I generate some random missing data, i.e. 20% of the data is missing at random (MaR) or Missing Completely at Random (MCaR). This is an important issue for economists since much of the data we collect contains missing values, due to surveys not being filled correctly, or simply data not being very well colelcted. The below model allows us to *impute* the missing values using machine learning, avoiding simple averaging or simply removing the values all together.

`## [1] "Create some random missing data"`

Sepal.Length | Sepal.Width | Petal.Length | Petal.Width | Species |
---|---|---|---|---|

5.1 | 3.5 | 1.4 | 0.2 | setosa |

4.9 | 3.0 | 1.4 | NA | setosa |

NA | 3.2 | 1.3 | 0.2 | setosa |

4.6 | 3.1 | NA | 0.2 | setosa |

5.0 | 3.6 | NA | 0.2 | setosa |

5.4 | 3.9 | NA | 0.4 | setosa |

Okay now we can train a series of simple missing value imputation models on the data.

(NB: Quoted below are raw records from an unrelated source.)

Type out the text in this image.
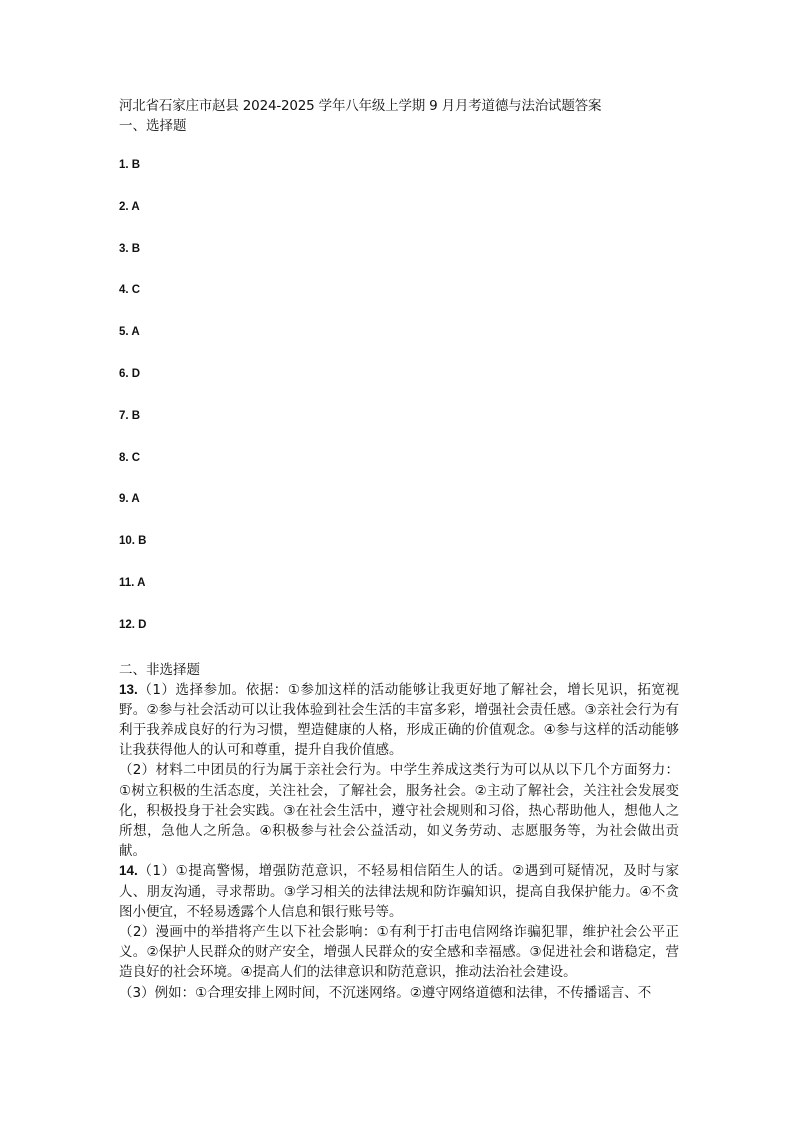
河北省石家庄市赵县 2024-2025 学年八年级上学期 9 月月考道德与法治试题答案

一、选择题

1. B
2. A
3. B
4. C
5. A
6. D
7. B
8. C
9. A
10. B
11. A
12. D

二、非选择题

13.（1）选择参加。依据：①参加这样的活动能够让我更好地了解社会，增长见识，拓宽视野。②参与社会活动可以让我体验到社会生活的丰富多彩，增强社会责任感。③亲社会行为有利于我养成良好的行为习惯，塑造健康的人格，形成正确的价值观念。④参与这样的活动能够让我获得他人的认可和尊重，提升自我价值感。

（2）材料二中团员的行为属于亲社会行为。中学生养成这类行为可以从以下几个方面努力：①树立积极的生活态度，关注社会，了解社会，服务社会。②主动了解社会，关注社会发展变化，积极投身于社会实践。③在社会生活中，遵守社会规则和习俗，热心帮助他人，想他人之所想，急他人之所急。④积极参与社会公益活动，如义务劳动、志愿服务等，为社会做出贡献。

14.（1）①提高警惕，增强防范意识，不轻易相信陌生人的话。②遇到可疑情况，及时与家人、朋友沟通，寻求帮助。③学习相关的法律法规和防诈骗知识，提高自我保护能力。④不贪图小便宜，不轻易透露个人信息和银行账号等。

（2）漫画中的举措将产生以下社会影响：①有利于打击电信网络诈骗犯罪，维护社会公平正义。②保护人民群众的财产安全，增强人民群众的安全感和幸福感。③促进社会和谐稳定，营造良好的社会环境。④提高人们的法律意识和防范意识，推动法治社会建设。

（3）例如：①合理安排上网时间，不沉迷网络。②遵守网络道德和法律，不传播谣言、不
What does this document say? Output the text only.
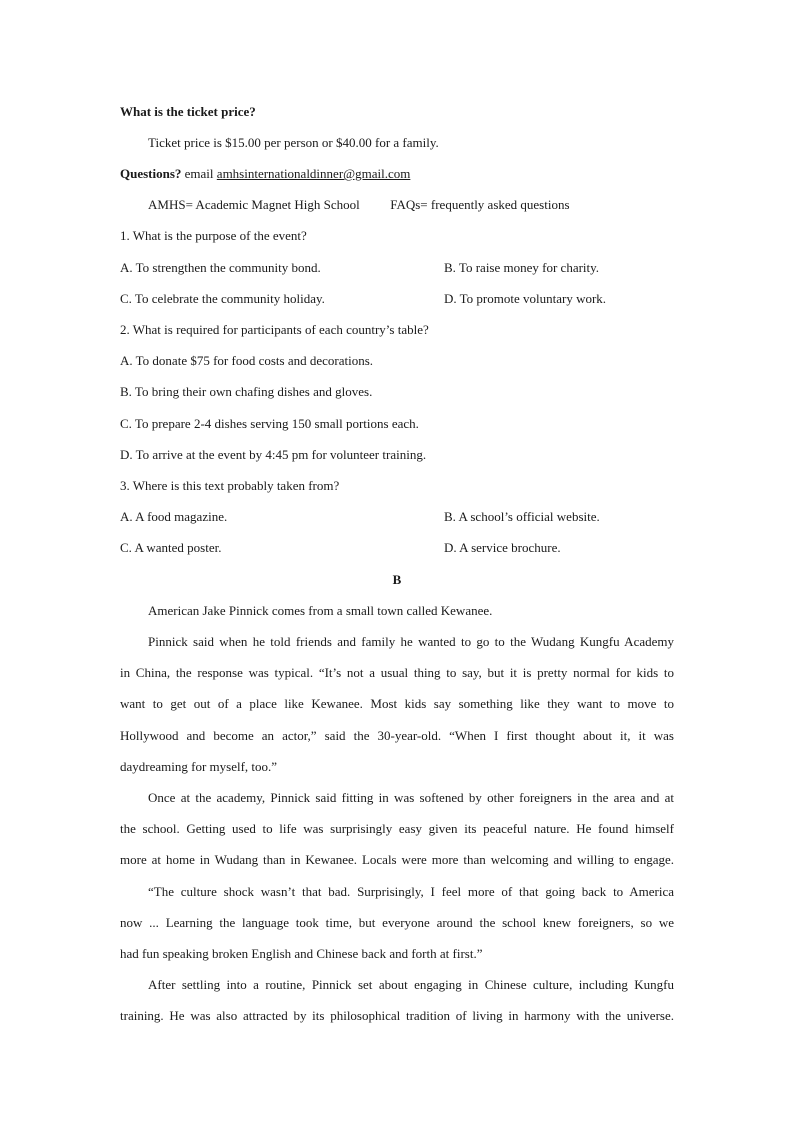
What is the ticket price?
Ticket price is $15.00 per person or $40.00 for a family.
Questions? email amhsinternationaldinner@gmail.com
AMHS= Academic Magnet High School FAQs= frequently asked questions
1. What is the purpose of the event?
A. To strengthen the community bond.	B. To raise money for charity.
C. To celebrate the community holiday.	D. To promote voluntary work.
2. What is required for participants of each country’s table?
A. To donate $75 for food costs and decorations.
B. To bring their own chafing dishes and gloves.
C. To prepare 2-4 dishes serving 150 small portions each.
D. To arrive at the event by 4:45 pm for volunteer training.
3. Where is this text probably taken from?
A. A food magazine.	B. A school’s official website.
C. A wanted poster.	D. A service brochure.
B
American Jake Pinnick comes from a small town called Kewanee.
Pinnick said when he told friends and family he wanted to go to the Wudang Kungfu Academy
in China, the response was typical. “It’s not a usual thing to say, but it is pretty normal for kids to
want to get out of a place like Kewanee. Most kids say something like they want to move to
Hollywood and become an actor,” said the 30-year-old. “When I first thought about it, it was
daydreaming for myself, too.”
Once at the academy, Pinnick said fitting in was softened by other foreigners in the area and at
the school. Getting used to life was surprisingly easy given its peaceful nature. He found himself
more at home in Wudang than in Kewanee. Locals were more than welcoming and willing to engage.
“The culture shock wasn’t that bad. Surprisingly, I feel more of that going back to America
now ... Learning the language took time, but everyone around the school knew foreigners, so we
had fun speaking broken English and Chinese back and forth at first.”
After settling into a routine, Pinnick set about engaging in Chinese culture, including Kungfu
training. He was also attracted by its philosophical tradition of living in harmony with the universe.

# Model 1: randomForest Imputation:

I won’t discuss the models here but random forests uses a collection of decision trees and averages the results across all trees, which results it some powerful predictions.

```
## missForest iteration 1 in progress...done!
## missForest iteration 2 in progress...done!
## missForest iteration 3 in progress...done!
## missForest iteration 4 in progress...done!
## missForest iteration 5 in progress...done!
## missForest iteration 6 in progress...done!
## missForest iteration 7 in progress...done!
```

Sepal.Length | Sepal.Width | Petal.Length | Petal.Width | Species |
---|---|---|---|---|

5.100000 | 3.5 | 1.400000 | 0.2000000 | setosa |

4.900000 | 3.0 | 1.400000 | 0.1415167 | setosa |

4.722635 | 3.2 | 1.300000 | 0.2000000 | setosa |

4.600000 | 3.1 | 1.197250 | 0.2000000 | setosa |

5.000000 | 3.6 | 1.409930 | 0.2000000 | setosa |

5.400000 | 3.9 | 1.419667 | 0.4000000 | setosa |

Lets combine all the data together, filter it down to the actual data, the missing data and the predicted data.

### For the Sepal.Length data

Predicted_Sepal | Actual_Sepal |
---|---|

6.3 | 6.9 |

5.1 | 5.0 |

7.0 | 6.3 |

5.7 | 5.6 |

5.1 | 5.1 |

6.2 | 6.5 |

4.7 | 4.8 |

6.0 | 5.8 |

6.0 | 6.9 |

5.6 | 5.8 |

Which isn’t bad! given that we only had 436 observations to train on and only 110 observations to test on. Using `randomForest`

models to impute the data is better than averaging the data on some datasets, of course we have errors the actual observations are somewhat close to the predicted data. I only analyse the `Sepal.Length`

data but substitute the values to find the missing values for the `Sepal.Width`

, `Petal.Length`

, `Petal.Width`

and `Species`

values since `missorest`

imputes categorical variables as well.